When a trade message arrives, we store it in the XML table. At the same time, we run an XSLT style sheet on the message. This generates some of the fields in the Message table. In particular it generates the type of message, the time stamp, and the key. We then update the message table with a new row. This update method has to be a little clever in that it needs to work out if there is a row already in place with the same key. If so, it sets the version number to the next in sequence If not, it sets the message number to 1.

That in itself is sufficient to act as a message store of free form XML. Notice there isn't any normalisation of the data. The XML can change, and the application carries on working. At the same time, you don't have to analyse the data and normalise it in order to get it into the database. For something like a swap transaction that would be a lot of work.

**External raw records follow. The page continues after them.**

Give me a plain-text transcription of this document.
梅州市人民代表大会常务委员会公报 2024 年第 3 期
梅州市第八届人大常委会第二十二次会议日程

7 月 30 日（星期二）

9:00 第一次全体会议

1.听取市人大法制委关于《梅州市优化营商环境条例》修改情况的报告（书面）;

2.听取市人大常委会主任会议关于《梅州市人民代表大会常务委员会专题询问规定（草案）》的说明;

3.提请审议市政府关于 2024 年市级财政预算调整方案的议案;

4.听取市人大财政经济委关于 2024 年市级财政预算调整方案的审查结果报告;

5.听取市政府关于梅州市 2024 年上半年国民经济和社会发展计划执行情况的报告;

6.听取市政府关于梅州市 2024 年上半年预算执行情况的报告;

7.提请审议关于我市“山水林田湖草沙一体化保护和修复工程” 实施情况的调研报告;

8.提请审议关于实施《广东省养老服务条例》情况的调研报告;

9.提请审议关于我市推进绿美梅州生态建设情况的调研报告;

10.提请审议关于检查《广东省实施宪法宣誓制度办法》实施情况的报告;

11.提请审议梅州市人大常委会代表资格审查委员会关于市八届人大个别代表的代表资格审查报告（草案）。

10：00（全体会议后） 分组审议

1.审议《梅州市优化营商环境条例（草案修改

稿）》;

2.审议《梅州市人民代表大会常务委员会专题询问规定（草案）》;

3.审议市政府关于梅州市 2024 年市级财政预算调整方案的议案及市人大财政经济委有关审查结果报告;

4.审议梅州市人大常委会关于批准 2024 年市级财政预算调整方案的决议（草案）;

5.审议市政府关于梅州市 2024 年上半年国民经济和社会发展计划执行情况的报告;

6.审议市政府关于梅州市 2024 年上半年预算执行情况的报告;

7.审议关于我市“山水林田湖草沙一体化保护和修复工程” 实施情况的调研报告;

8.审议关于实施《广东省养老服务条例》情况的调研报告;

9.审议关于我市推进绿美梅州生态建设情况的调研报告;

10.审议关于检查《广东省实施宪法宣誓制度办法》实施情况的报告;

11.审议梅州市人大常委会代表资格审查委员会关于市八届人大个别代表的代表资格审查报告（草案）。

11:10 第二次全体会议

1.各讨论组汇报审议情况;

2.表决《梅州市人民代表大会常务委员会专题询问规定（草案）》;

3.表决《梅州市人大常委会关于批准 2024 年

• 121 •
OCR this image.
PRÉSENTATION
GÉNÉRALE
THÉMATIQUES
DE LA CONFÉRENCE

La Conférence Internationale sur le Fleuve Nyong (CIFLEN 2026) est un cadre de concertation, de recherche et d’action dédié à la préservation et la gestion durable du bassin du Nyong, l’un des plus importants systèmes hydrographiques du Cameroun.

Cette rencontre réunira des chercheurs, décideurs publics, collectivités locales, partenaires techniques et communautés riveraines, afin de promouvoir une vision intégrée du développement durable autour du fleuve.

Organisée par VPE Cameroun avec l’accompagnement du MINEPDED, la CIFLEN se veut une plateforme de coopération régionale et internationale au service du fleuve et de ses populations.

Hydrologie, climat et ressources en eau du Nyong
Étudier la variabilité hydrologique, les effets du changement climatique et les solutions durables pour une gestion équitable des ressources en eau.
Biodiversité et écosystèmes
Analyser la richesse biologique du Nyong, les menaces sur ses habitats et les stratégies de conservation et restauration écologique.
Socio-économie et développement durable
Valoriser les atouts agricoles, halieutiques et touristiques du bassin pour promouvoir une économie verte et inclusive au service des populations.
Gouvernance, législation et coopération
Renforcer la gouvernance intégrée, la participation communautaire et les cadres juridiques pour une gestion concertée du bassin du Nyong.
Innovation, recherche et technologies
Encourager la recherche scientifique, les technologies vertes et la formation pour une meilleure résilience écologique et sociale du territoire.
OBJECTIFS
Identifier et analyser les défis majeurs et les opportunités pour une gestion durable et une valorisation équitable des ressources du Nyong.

So storage is easy. What about retrieval? Well, here we again can have an easy strategy. We create a set of keys to the data and store them in the key table. To generate the keys, we resort to the same method used to generate the key on the Message table. We take the XML, pass it through an XSLT style sheet, and have the
style sheet output just the keys. A small amount of programming and we have the keys generated.

Now we can retrieve by keys.

One likely scenario is the need to add extra keys. Again it isn't a problem. We have the original message. We need to iterate over the Message table. We clean out the old keys. We take the XML message and pass it through the new XSLT style sheet, and generate the new keys and store them.

As a pattern this is a very cute idea.

1. Nothing is specific to one particular application.
2. XSLT is the right approach for manipulating XML
3. The schema copes with changes in requirements without the need to be modified.
4. The pattern removes the need for lots of analysis to get the data into a persistent store.

The split between Message and XML tables is to speed up access by removing the CLOB data to the XML table. Quite often you will not need to query the XML table.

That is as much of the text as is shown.